Ein syrischer Mikrokosmos
Malas verwebt die Geschichten seiner Figuren miteinander, immer wieder kreuzen sich ihre Wege im Innenhof des Damaszener Hauses, und oft steht in ihren Gesichtern Sorge und Angst. Aber es gibt auch Momente gelebter Solidarität und Hoffnung: gemeinsame Filmvorführungen im Hof, geteilte Erinnerungen und die gemeinsame Sorge, als einer der Bewohner verhaftet wird, prägen ebenso das Leben dieser kleinen Hausgemeinschaft, die in Vielem wie ein syrischer Mikrokosmos erscheint.

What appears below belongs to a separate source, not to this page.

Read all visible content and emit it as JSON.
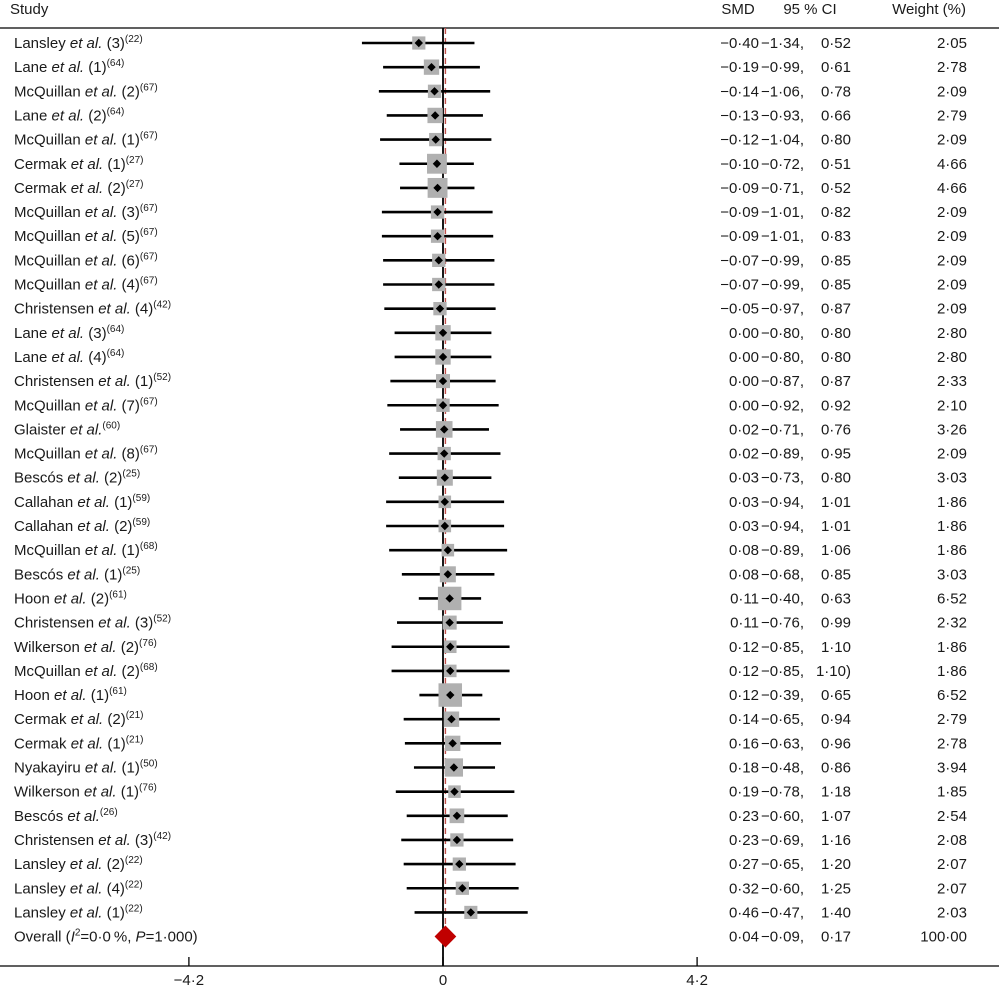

Mohammad Malas ist mit "Ladder to Damascus" ein Film gelungen, der ohne Gewaltszenen die ganze Tragik der syrischen Situation zeigt. Die bedrohliche Atmosphäre ist omnipräsent, in der Geräuschkulisse der überfliegenden Militärjets und der fernen Bombardements, in der nie verschwindenden Angst vor Verhaftungen, die bei jedem schweren Türklopfen aufflammt, in jedem Moment, wo der Aufenthaltsort eines Freundes unbekannt ist, weil dies gleich das Schlimmste bedeuten könnte. Wie alle seine Filme ist auch dieser durchwoben von poetischen Bildern, die sich zwischen Traum, Erinnerung und Realität bewegen und die durch ihre symbolische Kraft beeindrucken.
Zum größten Teil in Innenräumen gedreht, scheint es fast so, als würde der Film selbst die Worte von Fouad bestätigen wollen, dessen Vater ihm eine Kamera geschenkt hat: "Gehe heraus und filme damit alles", der aber feststellt, dass gerade Menschen mit Kameras sich auf den Straßen in Syrien in Lebensgefahr befinden.
Schrei nach Freiheit
Tatsächlich sind während des Aufstandes sehr viele Menschen gezielt getötet worden, eben weil sie eine Kamera in der Hand hielten. Ein Beispiel ist Bassel Shehadeh, ein junger Filmstudent, der seine Studien in den USA verlassen hat, um in Syrien jungen Bürgerjournalisten Film- und Schnitttechniken beizubringen. Shehadeh wurde auf offener Straße in Homs erschossen, die Kamera in der Hand. Auch sein Tod spielt eine Rolle in Malas Film. Die Nachricht lässt Hussein, wieder aus dem Gefängnis entlassen, den Fernseher aus dem Fenster werfen, mit einem Krach, der sich wie einen Bombeneinschlag anhört.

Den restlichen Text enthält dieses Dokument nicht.